『つくえの下のとおい国』(石井睦美)

つくえの下のとおい国

つくえの下のとおい国

6歳のマナと、5歳のリオの姉妹は、おじいちゃんの書斎にある机の下でよく遊んでいました。まるで門のように見える机は別の世界への入り口のようで、空想遊びの場所としてはぴったりです。ところが、モモジョと名乗る謎の毛玉が現れて、本当に異世界にいざなわれてしまいます。
門のような机という発想がまずすばらしいし、空想遊びをしているうちに姉妹の間でしか通用しない謎言語が生まれるというのも魔法的でよいです。
とにかく、大人が手に取れば懐かしさを感じることは間違いない本です。
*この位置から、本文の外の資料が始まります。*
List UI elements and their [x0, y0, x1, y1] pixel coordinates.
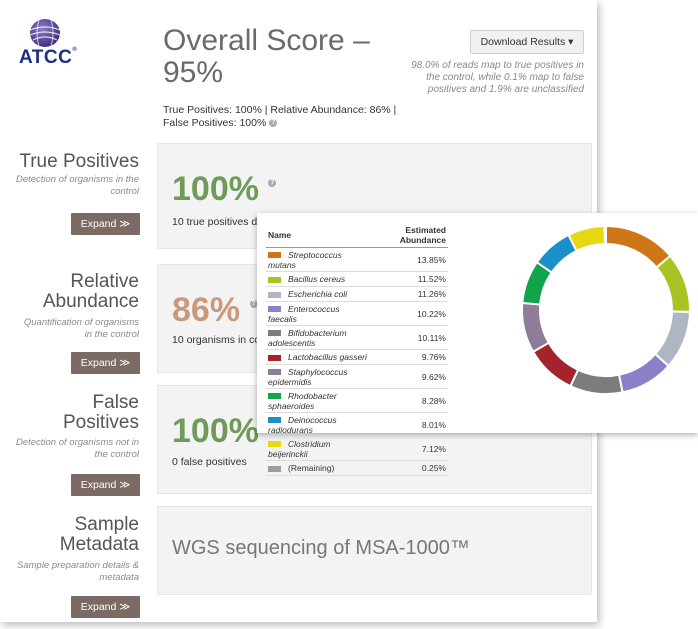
header-name: Name	[266, 223, 372, 248]
abundance-table: Name Estimated Abundance Streptococcus m…	[266, 223, 448, 476]
true-positives-sub: 10 true positives d	[172, 216, 258, 228]
help-icon[interactable]: ?	[269, 119, 278, 128]
donut-slice[interactable]	[569, 368, 624, 395]
relative-abundance-sub: 10 organisms in co	[172, 334, 261, 346]
abundance-value: 8.28%	[371, 388, 448, 413]
logo-text: ATCC	[19, 47, 73, 68]
legend-swatch	[268, 393, 281, 400]
true-positives-score: 100% ?	[172, 170, 277, 208]
legend-swatch	[268, 330, 281, 337]
organism-name: (Remaining)	[288, 463, 335, 473]
table-row: Staphylococcus epidermidis 9.62%	[266, 364, 448, 389]
organism-name-cell: Bifidobacterium adolescentis	[266, 325, 372, 350]
abundance-value: 10.22%	[371, 301, 448, 326]
true-positives-expand-button[interactable]: Expand ≫	[71, 213, 140, 235]
abundance-value: 11.52%	[371, 271, 448, 287]
table-row: Enterococcus faecalis 10.22%	[266, 301, 448, 326]
overall-score-title: Overall Score – 95%	[163, 24, 370, 89]
organism-name-cell: Lactobacillus gasseri	[266, 349, 372, 365]
donut-slice[interactable]	[531, 341, 580, 388]
organism-name-cell: Escherichia coli	[266, 286, 372, 302]
donut-slice[interactable]	[655, 254, 691, 313]
legend-swatch	[268, 306, 281, 313]
relative-abundance-expand-button[interactable]: Expand ≫	[71, 352, 140, 374]
sample-metadata-expand-button[interactable]: Expand ≫	[71, 596, 140, 618]
false-positives-title: False Positives	[62, 392, 139, 433]
legend-swatch	[268, 276, 281, 283]
sample-metadata-panel: WGS sequencing of MSA-1000™	[157, 506, 592, 595]
abundance-value: 13.85%	[371, 247, 448, 272]
table-row: Bacillus cereus 11.52%	[266, 271, 448, 287]
organism-name-cell: Deinococcus radiodurans	[266, 412, 372, 437]
legend-swatch	[268, 465, 281, 472]
overall-subtitle-text: True Positives: 100% | Relative Abundanc…	[163, 104, 397, 129]
relative-abundance-pct: 86%	[172, 291, 241, 329]
sample-metadata-title: Sample Metadata	[59, 514, 139, 555]
help-icon[interactable]: ?	[268, 179, 277, 187]
donut-slice[interactable]	[603, 224, 607, 246]
abundance-value: 0.25%	[371, 460, 448, 476]
download-results-button[interactable]: Download Results ▾	[470, 30, 584, 54]
false-positives-expand-button[interactable]: Expand ≫	[71, 474, 140, 496]
organism-name-cell: Clostridium beijerinckii	[266, 436, 372, 461]
true-positives-pct: 100%	[172, 170, 259, 208]
legend-swatch	[268, 441, 281, 448]
table-row: Deinococcus radiodurans 8.01%	[266, 412, 448, 437]
registered-mark: ®	[72, 47, 78, 53]
false-positives-sub: 0 false positives	[172, 456, 247, 468]
donut-slice[interactable]	[617, 352, 670, 394]
table-row: Streptococcus mutans 13.85%	[266, 247, 448, 272]
atcc-logo: ATCC®	[19, 18, 77, 69]
table-row: Rhodobacter sphaeroides 8.28%	[266, 388, 448, 413]
table-row: Lactobacillus gasseri 9.76%	[266, 349, 448, 365]
sample-metadata-desc: Sample preparation details & metadata	[17, 560, 139, 583]
table-header-row: Name Estimated Abundance	[266, 223, 448, 248]
header-abundance: Estimated Abundance	[371, 223, 448, 248]
organism-name-cell: Staphylococcus epidermidis	[266, 364, 372, 389]
atcc-globe-icon	[29, 19, 61, 47]
donut-slice[interactable]	[605, 224, 672, 269]
relative-abundance-desc: Quantification of organisms in the contr…	[23, 317, 139, 340]
abundance-value: 9.62%	[371, 364, 448, 389]
abundance-value: 9.76%	[371, 349, 448, 365]
abundance-popup: Name Estimated Abundance Streptococcus m…	[257, 213, 698, 476]
table-row: Clostridium beijerinckii 7.12%	[266, 436, 448, 461]
organism-name: Lactobacillus gasseri	[288, 352, 367, 362]
organism-name: Bacillus cereus	[288, 274, 346, 284]
legend-swatch	[268, 252, 281, 259]
organism-name-cell: Bacillus cereus	[266, 271, 372, 287]
organism-name-cell: Rhodobacter sphaeroides	[266, 388, 372, 413]
sample-metadata-value: WGS sequencing of MSA-1000™	[172, 537, 470, 559]
legend-swatch	[268, 354, 281, 361]
relative-abundance-title: Relative Abundance	[42, 271, 139, 312]
false-positives-desc: Detection of organisms not in the contro…	[15, 437, 139, 460]
donut-slice[interactable]	[567, 224, 606, 253]
relative-abundance-score: 86% ?	[172, 292, 258, 328]
table-row: Bifidobacterium adolescentis 10.11%	[266, 325, 448, 350]
organism-name-cell: Enterococcus faecalis	[266, 301, 372, 326]
false-positives-pct: 100%	[172, 412, 259, 450]
donut-slice[interactable]	[521, 301, 551, 354]
legend-swatch	[268, 417, 281, 424]
abundance-donut-chart	[521, 224, 692, 395]
table-row: Escherichia coli 11.26%	[266, 286, 448, 302]
abundance-value: 7.12%	[371, 436, 448, 461]
organism-name: Escherichia coli	[288, 289, 348, 299]
table-row: (Remaining) 0.25%	[266, 460, 448, 476]
overall-score-subtitle: True Positives: 100% | Relative Abundanc…	[163, 104, 403, 130]
organism-name-cell: Streptococcus mutans	[266, 247, 372, 272]
abundance-value: 8.01%	[371, 412, 448, 437]
legend-swatch	[268, 291, 281, 298]
abundance-value: 10.11%	[371, 325, 448, 350]
true-positives-title: True Positives	[19, 151, 139, 172]
overall-note: 98.0% of reads map to true positives in …	[411, 60, 584, 95]
legend-swatch	[268, 369, 281, 376]
true-positives-desc: Detection of organisms in the control	[15, 174, 139, 197]
abundance-value: 11.26%	[371, 286, 448, 302]
organism-name-cell: (Remaining)	[266, 460, 372, 476]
物語の内容も子どものころから慣れ親しんだものだし、タイトルもなんかみたことあるような気がするし。特にあざといのは、カバーデザインです。題字にわざとレトロっぽい書体を採用しているところとか、あざとさを隠そうともしていません。絶対この本、子ども受けよりも大人受けを考えてつくっているだろ。
とはいえ、わたしが子ども時代このような本が好きだったというのは事実で、ならば現代の子どもも喜んでくれるのではないかという期待は持ってしまいます。大人から子どもへの文化の継承というのはこの物語の大きなテーマです。そうであるならば、この異世界の謎も簡単に予想がついてしまいます。
あざといあざといと文句を言いつつ、結局最後まで楽しく読んでしまったのでした。